We conclude this issue on the theme of creativity and learning, as we bring you a review of a recent collection by Jane Andrews and Maryam Almohammad, published last year by Multilingual Matters (2023). It focuses on Creating welcoming learning environments by using creative arts methods in language classrooms. As ever, we are grateful to this month’s reviewer, Yingzi Li, for keeping us up-to-date with our reading.

Valete and Salvete

Sharp-eyed readers will have noticed one or two changes to the personnel of LAIC on the cover of the last issue. These happened too late for us to acknowledge them in the Editorial for Issue 2 as it went to press, and they continue into our present issue. First up, after five years of sterling work for the journal, Vivien Xiaowei Zhou has stepped down as Reviews Editor. We are extremely grateful to Vivien for her perseverance and diligence with the labyrinthine task of selecting apposite books for us to read, commissioning reviews, orchestrating the passage of books between publishers and reviewers, and ensuring reviews get to press in good shape. Taking over the curation of book reviews is Amina Kebabi, Christchurch Canterbury University. We are extremely grateful to Amina for agreeing to take on the challenges of this role.

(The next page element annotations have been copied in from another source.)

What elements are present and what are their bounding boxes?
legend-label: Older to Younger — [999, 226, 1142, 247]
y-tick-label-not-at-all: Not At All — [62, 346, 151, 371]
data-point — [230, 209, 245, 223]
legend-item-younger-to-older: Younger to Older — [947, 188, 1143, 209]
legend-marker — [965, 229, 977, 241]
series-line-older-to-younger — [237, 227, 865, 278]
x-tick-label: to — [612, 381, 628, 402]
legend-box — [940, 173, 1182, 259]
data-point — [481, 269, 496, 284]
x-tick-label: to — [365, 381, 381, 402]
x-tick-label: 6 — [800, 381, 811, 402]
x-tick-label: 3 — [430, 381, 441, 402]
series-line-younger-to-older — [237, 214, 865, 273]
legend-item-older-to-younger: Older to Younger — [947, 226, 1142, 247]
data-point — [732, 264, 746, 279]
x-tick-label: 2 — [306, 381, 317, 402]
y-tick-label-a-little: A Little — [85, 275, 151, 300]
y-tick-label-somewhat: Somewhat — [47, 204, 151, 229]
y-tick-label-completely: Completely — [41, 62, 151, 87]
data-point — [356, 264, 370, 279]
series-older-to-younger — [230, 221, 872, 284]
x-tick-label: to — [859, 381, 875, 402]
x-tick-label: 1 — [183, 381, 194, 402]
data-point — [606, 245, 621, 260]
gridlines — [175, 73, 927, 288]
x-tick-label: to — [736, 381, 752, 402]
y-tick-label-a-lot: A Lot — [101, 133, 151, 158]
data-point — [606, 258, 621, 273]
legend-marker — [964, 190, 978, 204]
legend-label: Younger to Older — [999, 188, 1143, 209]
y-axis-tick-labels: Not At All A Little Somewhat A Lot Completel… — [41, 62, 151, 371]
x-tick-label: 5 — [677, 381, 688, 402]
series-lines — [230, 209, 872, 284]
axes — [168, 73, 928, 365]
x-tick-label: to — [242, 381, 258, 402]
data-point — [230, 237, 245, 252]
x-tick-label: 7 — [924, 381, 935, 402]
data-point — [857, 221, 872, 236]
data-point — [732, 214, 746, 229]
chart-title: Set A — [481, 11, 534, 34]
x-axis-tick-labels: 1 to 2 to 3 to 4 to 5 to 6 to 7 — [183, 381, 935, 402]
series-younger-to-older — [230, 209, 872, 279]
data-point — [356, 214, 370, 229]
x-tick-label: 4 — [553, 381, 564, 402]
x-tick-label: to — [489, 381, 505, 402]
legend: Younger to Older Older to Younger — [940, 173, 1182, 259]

Over recent years, the scope of LAIC has expanded considerably, and we have felt for some time that we need some extra hands on deck to oversee the work that we do. So, we are delighted that four long-standing members of IALIC, and regular contributors to these pages, have agreed to join the journal’s Editorial Board. We extend a warm welcome to Claudia Borghetti, Flavia Monceri, Giuliana Ferri and Sara Ganassin. We also bid farewell to our editorial assistant Ambili Mohanan. We thank Ambili for her game attempts to process papers from authors to referees and for orchestrating their reviews. We now warmly welcome Vaishnavi Sivakumar, who will draw on her lengthy experience working with Informa to curate submissions to LAIC from now on.